Posteriormente, à formação original da União Europeia, foi agrupado um conjunto de nações bastante heterogêneas. Ele foi tornando-se mais complexo à medida que ocorriam ciclos de expansão ou “alargamentos”, os quais sinalizavam a existência de uma realidade cheia de contradições e desafios. Conti (2007) resume esse contexto destacando que
[...] [a] história das políticas territoriais formuladas e praticadas pela União Europeia pode ser entendida como resultado de um processo de tensão dinâmica entre centros de poder em “competição”, dentro de uma estrutura institucionalmente complexa (2007, p. 131).
No caso do Brasil, há traços que correlacionam fortemente a questão regional interna ao cenário europeu, em especial no que diz respeito ao dito tensionamento dinâmico dos centros de poder e da estrutura complexa. Isso se deve, dentre outras razões, aos acontecimentos que reestruturaram o território nos últimos 100 anos e às mudanças no desenho da federação. Tais transformações possibilitaram que o debate do tema regional fosse abordado em forma de ondas ou ciclos que se referenciavam nas áreas core para relativizar o problema das demais regiões.
Em seu trabalho, Cargnin (2012) faz uma digressão histórica e evidencia como esses ciclos se institucionalizaram. Segundo o autor, no período varguista houve uma relação intensa do rol de planejadores brasileiros com a Comissão Econômica para a América Latina (CEPAL).
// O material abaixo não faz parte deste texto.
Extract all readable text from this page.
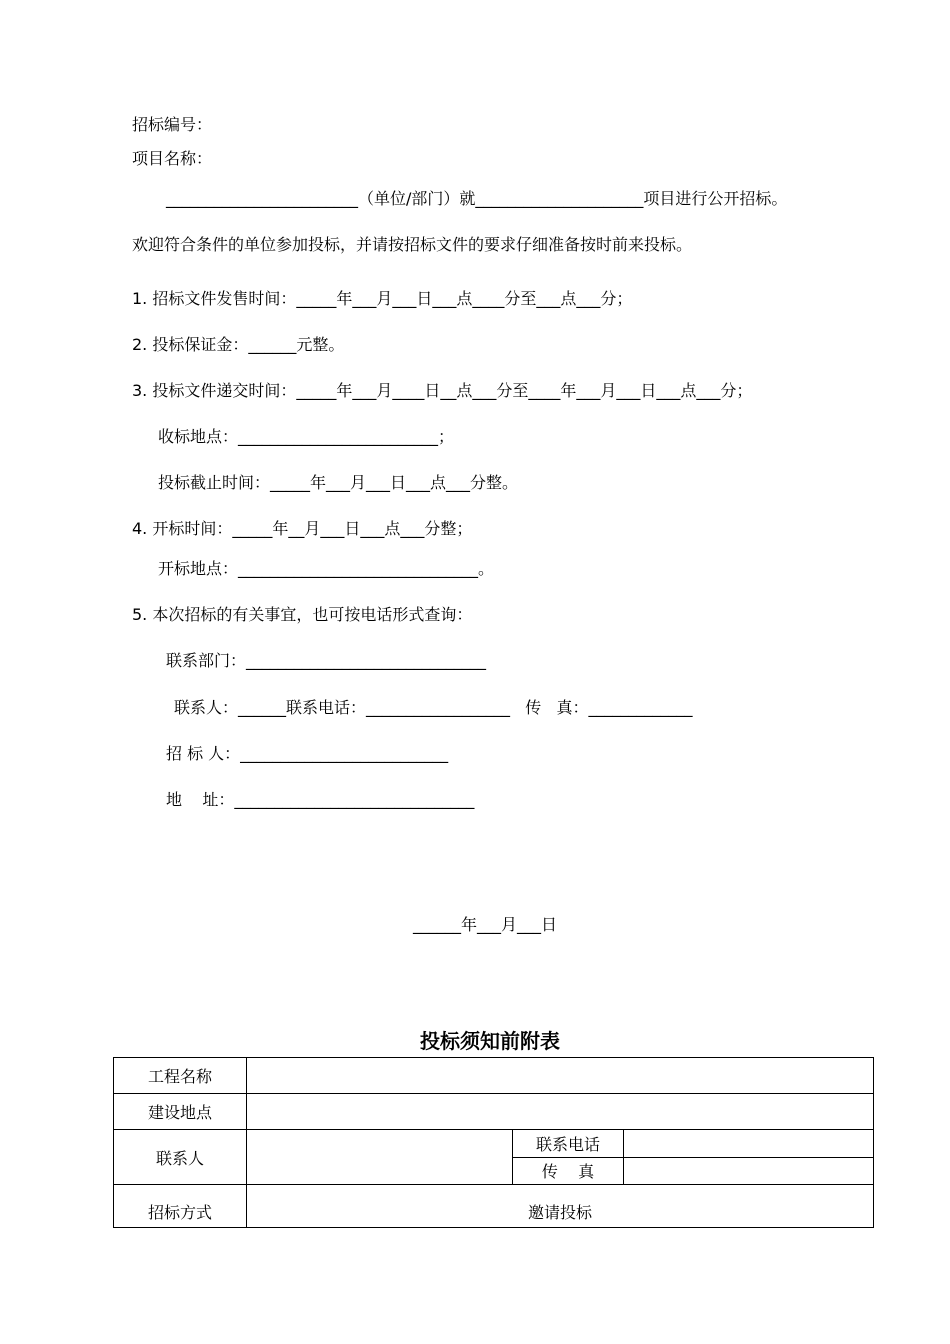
招标编号：
项目名称：
________________________（单位/部门）就_____________________项目进行公开招标。
欢迎符合条件的单位参加投标，并请按招标文件的要求仔细准备按时前来投标。
1. 招标文件发售时间：_____年___月___日___点____分至___点___分；
2. 投标保证金：______元整。
3. 投标文件递交时间：_____年___月____日__点___分至____年___月___日___点___分；
收标地点：_________________________；
投标截止时间：_____年___月___日___点___分整。
4. 开标时间：_____年__月___日___点___分整；
开标地点：______________________________。
5. 本次招标的有关事宜，也可按电话形式查询：
联系部门：______________________________
联系人：______联系电话：__________________   传   真：_____________
招 标 人：__________________________
地    址：______________________________
______年___月___日
投标须知前附表
工程名称			
建设地点			
联系人		联系电话	
		传    真	
招标方式	邀请投标		
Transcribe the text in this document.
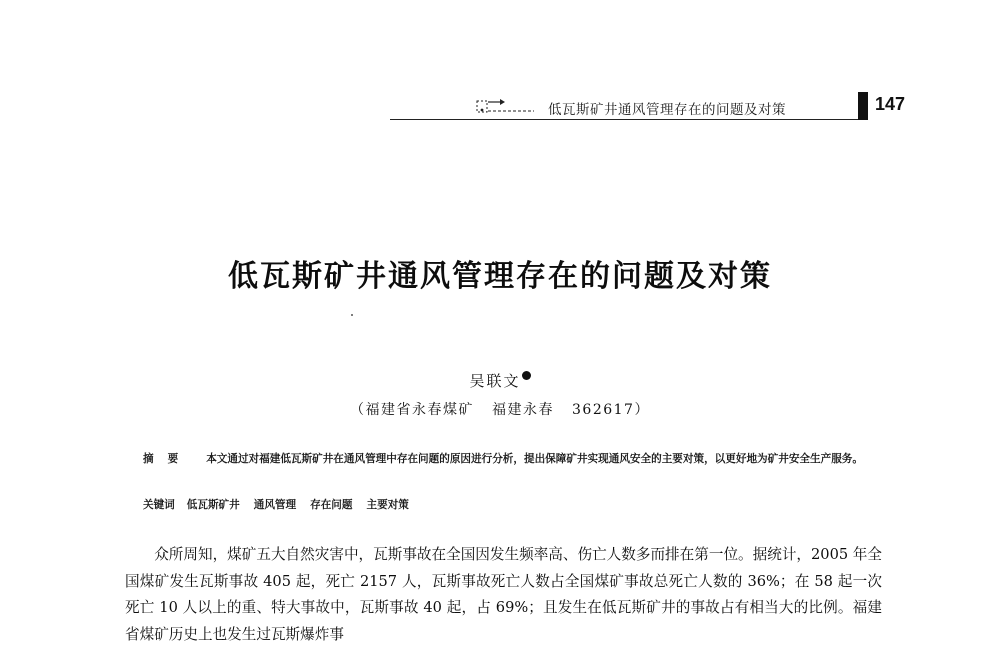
低瓦斯矿井通风管理存在的问题及对策	147
低瓦斯矿井通风管理存在的问题及对策
吴联文
（福建省永春煤矿 福建永春 362617）
摘要 本文通过对福建低瓦斯矿井在通风管理中存在问题的原因进行分析，提出保障矿井实现通风安全的主要对策，以更好地为矿井安全生产服务。
关键词 低瓦斯矿井 通风管理 存在问题 主要对策

众所周知，煤矿五大自然灾害中，瓦斯事故在全国因发生频率高、伤亡人数多而排在第一位。据统计，2005 年全国煤矿发生瓦斯事故 405 起，死亡 2157 人，瓦斯事故死亡人数占全国煤矿事故总死亡人数的 36%；在 58 起一次死亡 10 人以上的重、特大事故中，瓦斯事故 40 起，占 69%；且发生在低瓦斯矿井的事故占有相当大的比例。福建省煤矿历史上也发生过瓦斯爆炸事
Ele menciona o Niemeyer Report como um documento pioneiro sobre a estrutura econômica do país, além de destacar a importância do Plano Geral de Viação para o período e da criação do Instituto Brasileiro de Geografia e Estatística. Esse primeiro momento atinge seu ápice com a Missão liderada por Morris Llewellyn Cooke:
[...] entre as conclusões [dela] [...] estavam a identificação de deficiências na infraestrutura e a manifestação da preocupação com o desenvolvimento regional, tendo recomendado o desenvolvimento do sul do país (CARGNIN, 2012, p. 17).
Cargnin (2012) aponta um segundo ciclo iniciado no pós-guerra, mencionando o Plano SALTE, de 1947, o qual incorporava setores como saúde, alimentação, transportes e energia. Nos anos subsequentes, empresas estatais importantes para a estruturação da economia nacional foram criadas, como a PETROBRAS e o BNDE, então Banco de Desenvolvimento Econômico. No início dos anos 1950, a CEPAL e o BNDE elaboraram estudos que influenciaram o Plano de Metas. Este buscou a aproximação entre o Estado e a iniciativa privada em diversos setores da vida produtiva do país, sendo destacado pelo Ministério do Planejamento, Orçamento e Gestão como “a primeira ação sistemática do Estado para o planejamento territorial” (BRASIL, 2002, p. 12).
Na segunda metade da década de 1950 também foi criado o embrião da Superintendência do Desenvolvimento do Nordeste (SUDENE), o Grupo de Trabalho para o Desenvolvimento do Nordeste (GTDN), coordenado por Celso Furtado, que entendia o processo de desenvolvimento do Nordeste como “um centro industrial complementar ao centro desenvolvido brasileiro, assentado na substituição de importações, na introdução de modificações estruturais no meio rural” (CARGNIN, 2012, p. 18).
Nas décadas seguintes, foram centralizados os processos e, por conseguinte, as políticas de desenvolvimento. Isso se manifestou nos Planos Nacionais de Desenvolvimento, o I e o II PND – um pesado bloco de investimentos em infraestrutura básica e expansão da indústria de insumos básicos e bens de capital, como a construção da Usina de Itaipu (I PND), do Polo Petroquímico de Camaçari, do Projeto Carajás e da Zona Franca de Manaus, dentre outros investimentos do II PND. De acordo com Cargnin (2012), a crise do petróleo “marcou o fim do desenvolvimentismo no Brasil e, também, esvaziamento das políticas governamentais relacionadas ao território, tornando as iniciativas posteriores meramente formais” (CARGNIN, 2012, p. 19).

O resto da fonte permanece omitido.